La crisis del sistema penitenciario persiste y, peor aún, muestra señales de agravamiento, pese a la alerta por parte de la Defensoría del Pueblo en septiembre. A casi un año de aquella advertencia, el hacinamiento supera el 109%, mientras las muertes violentas registradas en las cárceles ya superaron en siete meses de 2026 el total de casos reportados durante todo el 2025.
El Defensor del Pueblo, Pedro Callisaya, exigió este lunes al Órgano Judicial, la Fiscalía General del Estado y la Dirección General de Régimen Penitenciario que cumplan las recomendaciones formuladas para enfrentar la crisis de derechos humanos en las cárceles del país.
“Persiste la crisis estructural en el sistema penitenciario”, afirmó Callisaya durante la presentación del informe de seguimiento a la alerta temprana elaborada por la institución en su condición de Mecanismo Nacional de Prevención de la Tortura.
Uno de los principales problemas identificados es el uso extendido de la detención preventiva. Hasta diciembre de 2025, el 53,91% de las personas privadas de libertad no tenía una sentencia condenatoria, de acuerdo con los datos de la Defensoría.
Aunque ese porcentaje disminuyó en dos puntos entre julio y diciembre del año pasado, Callisaya cuestionó que la detención preventiva continúe como una práctica habitual y no como una medida excepcional.
“Se continúa con la detención preventiva como una regla y no como una excepción”, dijo el Defensor. Además, reclamó al Órgano Judicial y al Ministerio Público explicar qué política aplicarán para reducir el uso de esta medida.

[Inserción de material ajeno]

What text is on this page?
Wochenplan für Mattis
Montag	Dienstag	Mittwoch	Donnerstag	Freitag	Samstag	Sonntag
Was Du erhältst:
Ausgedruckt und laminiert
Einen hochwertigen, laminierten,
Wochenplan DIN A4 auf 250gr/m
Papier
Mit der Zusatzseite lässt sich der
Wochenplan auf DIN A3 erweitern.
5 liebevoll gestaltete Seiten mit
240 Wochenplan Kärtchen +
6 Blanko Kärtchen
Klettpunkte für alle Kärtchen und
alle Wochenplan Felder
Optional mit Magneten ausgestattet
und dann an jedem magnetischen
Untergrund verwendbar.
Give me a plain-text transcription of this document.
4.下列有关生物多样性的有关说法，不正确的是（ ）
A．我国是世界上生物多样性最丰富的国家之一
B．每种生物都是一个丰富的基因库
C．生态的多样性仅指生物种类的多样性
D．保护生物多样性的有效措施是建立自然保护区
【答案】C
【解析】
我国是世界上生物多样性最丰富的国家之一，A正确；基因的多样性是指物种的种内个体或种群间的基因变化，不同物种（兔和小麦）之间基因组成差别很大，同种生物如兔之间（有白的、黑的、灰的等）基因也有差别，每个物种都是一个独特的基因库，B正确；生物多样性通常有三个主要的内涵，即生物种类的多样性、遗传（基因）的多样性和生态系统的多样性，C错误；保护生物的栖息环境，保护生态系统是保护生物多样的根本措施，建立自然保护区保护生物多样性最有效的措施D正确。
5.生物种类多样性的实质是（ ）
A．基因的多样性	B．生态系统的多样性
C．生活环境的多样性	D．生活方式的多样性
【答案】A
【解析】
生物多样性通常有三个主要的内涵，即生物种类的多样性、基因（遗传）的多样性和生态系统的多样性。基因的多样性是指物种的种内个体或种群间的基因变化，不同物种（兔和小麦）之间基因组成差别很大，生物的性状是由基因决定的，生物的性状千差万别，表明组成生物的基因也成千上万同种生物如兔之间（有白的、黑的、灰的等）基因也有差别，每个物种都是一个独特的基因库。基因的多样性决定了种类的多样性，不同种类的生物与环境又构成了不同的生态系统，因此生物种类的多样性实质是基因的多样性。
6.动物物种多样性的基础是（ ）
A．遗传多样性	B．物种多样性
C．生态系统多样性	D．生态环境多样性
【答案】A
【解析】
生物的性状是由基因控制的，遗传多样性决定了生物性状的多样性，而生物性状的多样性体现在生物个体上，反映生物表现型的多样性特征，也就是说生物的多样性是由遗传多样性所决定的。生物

La mayoría de estos casos se concentró en Santa Cruz, particularmente en los centros penitenciarios de Palmasola y Montero. Para la Defensoría, el incremento de la violencia evidencia que las advertencias realizadas desde 2025 no han recibido una respuesta suficiente por parte del Estado.
El sistema penitenciario cerró 2025 con 32.677 personas privadas de libertad y un nivel de hacinamiento del 109%. Aunque hubo una reducción de 381 internos entre julio y diciembre de ese año, la presión sobre la capacidad instalada continúa.
La situación también afecta la atención médica. Según Callisaya, existe apenas un médico por cada 510 personas privadas de libertad, una proporción que dificulta cumplir con el examen médico inicial dentro de las primeras 48 horas y detectar a tiempo enfermedades que podrían prevenirse o tratarse.
A esto se suma la inseguridad alimentaria provocada por retrasos en el pago de los prediarios. La Defensoría reportó demoras de hasta tres meses en La Paz y de dos meses en Potosí, Beni, Chuquisaca y Tarija.
Callisaya también cuestionó la ausencia de respuestas formales por parte del Órgano Judicial y la Fiscalía General del Estado sobre las recomendaciones emitidas por la Defensoría.
Según el informe, ambas instituciones fueron notificadas en diciembre de 2025 y marzo de 2026, respectivamente, pero hasta ahora no remitieron un pronunciamiento formal sobre las medidas adoptadas.
La Defensoría también observó proyectos de infraestructura penitenciaria paralizados en La Paz, Cochabamba y Santa Cruz.
Con estos datos, la institución volvió a exigir acciones inmediatas al Estado para enfrentar una crisis que mantiene problemas de hacinamiento, detención preventiva, violencia, atención sanitaria, alimentación e infraestructura.